By day, 30-year-old Amy Turnnidge is an occupational therapist in London who works with mentally disturbed teenagers. But by night, she is Theoretical Girl, able to thrill music geeks the world over with guitar chords and choruses about unrequited love.
It's a transformation that started after the singer's original girl group broke up and the shy Turnnidge was suddenly thrust into the spotlight for a make-or-break musical moment.
'I was going to disguise myself so the audience would never know who I was,' says Turnnidge, who plays Hong Kong tonight. 'So the plan was to have a mask or stand behind a screen. Then I realised that would be a bad idea, hence Theoretical Girl.'
Taking the name from one of her lyrics, Turnnidge is the latest in a growing line of musicians who've turned bedroom fantasies of making music into recording careers through talent, willpower, and modern technology.
With a mother who studied at the Royal Academy of Music and a father who loved Motown and soul, the musical genetics were there and the singer made the most of them, learning bass, keyboards and guitar.

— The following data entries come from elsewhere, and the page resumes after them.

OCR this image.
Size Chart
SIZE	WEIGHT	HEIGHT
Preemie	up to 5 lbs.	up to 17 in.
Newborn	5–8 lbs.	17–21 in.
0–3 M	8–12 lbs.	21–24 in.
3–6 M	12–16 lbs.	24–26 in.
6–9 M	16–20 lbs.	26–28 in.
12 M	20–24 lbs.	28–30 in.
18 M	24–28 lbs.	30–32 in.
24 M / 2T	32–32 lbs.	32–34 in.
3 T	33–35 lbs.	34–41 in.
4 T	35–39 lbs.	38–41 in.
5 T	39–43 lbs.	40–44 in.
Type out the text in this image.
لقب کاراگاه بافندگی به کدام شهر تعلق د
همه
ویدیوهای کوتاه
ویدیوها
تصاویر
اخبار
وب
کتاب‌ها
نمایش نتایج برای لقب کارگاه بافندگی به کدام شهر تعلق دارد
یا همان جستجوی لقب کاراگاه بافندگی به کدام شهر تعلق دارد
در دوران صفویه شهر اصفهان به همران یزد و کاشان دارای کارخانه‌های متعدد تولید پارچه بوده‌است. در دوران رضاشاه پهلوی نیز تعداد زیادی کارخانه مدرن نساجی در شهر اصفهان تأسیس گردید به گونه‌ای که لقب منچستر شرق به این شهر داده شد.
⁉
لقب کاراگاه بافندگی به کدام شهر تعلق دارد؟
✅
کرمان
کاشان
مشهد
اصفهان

She then recorded songs into a four-track in her homemade bedroom studio in an effort to emulate legendary singer-songwriters such as Nick Drake, Billy Joel and Tom Waits.
'I love my home and recording is my favourite thing after work,' she says, adding that she gradually upgraded to an eight-track studio system. 'I've two favourite subjects: unrequited love. I always write about that. And then there's conflicts of some sort. The album is pretty much half and half.'
The album she's referring to is Divided, which is filled with a range of styles from 1980s-style new wave to classic 60s girl pop and even ska. Her vocals have an ethereal lo-fi quality that is somehow reminiscent of girl groups such as the Shangri-Las or 80s act the Adult Net, best heard on the single Red Mist. Other reviewers have likened her sound to everything from 80s dance act Propaganda to Echo and the Bunnymen.